Monday, January 30, 2012

First Day of Student Teaching

Today started early at 6am. I've been sleeping til at least 10 or later everyday for the past two weeks. I figured I would be so tired, but I guess the excitement had me up and ready to go. Holly, Sean and I left the house at 7 and walked to school. I met the headmaster of Kingswood Junior School and he introduced me to my teacher, Mrs. Linda Reynolds. She has been teaching for over 30 years. She has taught Kindergarten, grade R as they call it, second grade and is currently teaching third grade. She has 14 students total, 6 girls and 8 boys, 5 African, 8 white and 1 biracial. Kingswood Junior School has students from first grade to seventh. There are two classes of each grade. This is a boarding school so some of the students do stay in hostiles on the school campus. They are divided into four different houses/teams. The houses are Tarr, Rich, Slator, and Dacam. They compete against one another for points. (Like they do in Harry Potter). Other students come and go to school with their parent/guardian. Kingswood is a Methodist based school so they do have chapel and prayer.

To start the week, grade one-three came together for assembly. They talked about the weekend, made announcements, talked about what would happen during the week and then sang songs. After the assembly was over we went back to the classroom. Every student then shared what they did over the weekend. I thought this was nice because it gets the chatter out of them, so they won't be talking about it during teaching time. I've seen this done in classes before, but only one student shares and then they use it for writing. Math, or Maths as they call it, started at nine. The teaching was pretty much the same as at home the students worked in their math book silently while the teacher took small groups to work with. Next they had Xhosa (The x makes a c sound). Xhosa is one of the main African languages. It was neat it sit in and listen to them speak it. Then the students went to music with the other third grade class. After this, the entire school has a 20 minute break time. The teachers all go to the lounge for tea, coffee and sandwiches. This is a lot different than schools at home, teachers usually just get a planning period, which is filled with a meeting or something so there never really is a break.
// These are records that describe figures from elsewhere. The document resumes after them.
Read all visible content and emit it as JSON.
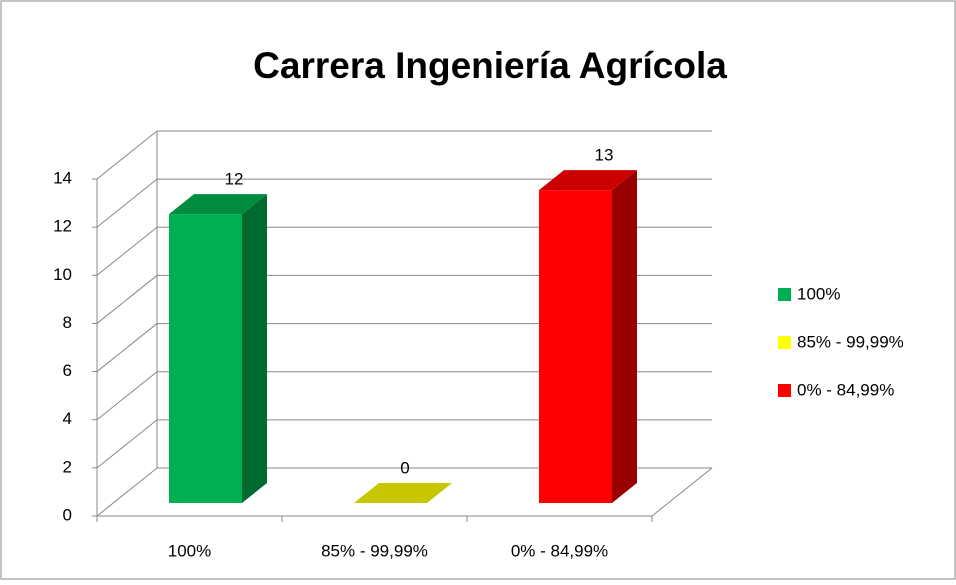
{
  "chart_data": {
    "type": "bar",
    "title": "Carrera Ingeniería Agrícola",
    "categories": [
      "100%",
      "85% - 99,99%",
      "0% - 84,99%"
    ],
    "values": [
      12,
      0,
      13
    ],
    "colors": [
      "#00b050",
      "#ffff00",
      "#ff0000"
    ],
    "ylim": [
      0,
      14
    ],
    "yticks": [
      0,
      2,
      4,
      6,
      8,
      10,
      12,
      14
    ],
    "grid": true,
    "legend": "right"
  }
}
After the break we went to the Gala, this happens once a quarter, it just so happened to be on my first day. It was the perfect day for it because it was 96 degrees. The Gala is a swimming competition, kind of like our swim meets, between the all houses. All students, first-seventh grade participate in the breast stroke, back stroke, free style and the butterfly. They are timed and earn points for their house. They put me in charge of taking pictures. The students not swimming at the time where doing cheers for their house to gain points as well. This was a neat experience. All the girls wore the same one piece swim suit and the boys wore speedos, they were in red in black, nice bulldog colors:-) They call them bathing costumes. When the competition was finished there was an hour break for lunch and then the students came back for sport. All students have to participate in two sports. The sports are: swimming, tennis, cricket and squash. My teacher helps coach tennis and swimming. Today was tennis with grade three girls. We walked to the tennis courts and had practice that ended at three. After sport is prep, or homework time. 

Overall I enjoyed my first day. Things are definitely a lot different than schools at home and the township schools I visited with Debbie. I just can't help but think how those township children are sitting in a classroom with no books, crowded, having to share crayons and sometimes without a teacher; and then the Kingswood kids participate in two sports, have multiple types of school uniforms, plenty of books and school materials. Blows my mind how these schools are in the same community and are run so differently. Guess it proves that money does make a difference. I'm not hating on the Kingswood school or parents for paying for a great education, but its just sad to think that its not an option for some families. Their children miss out on learning so much and aren't even able to enjoy reading a fun picture book because they don't have one.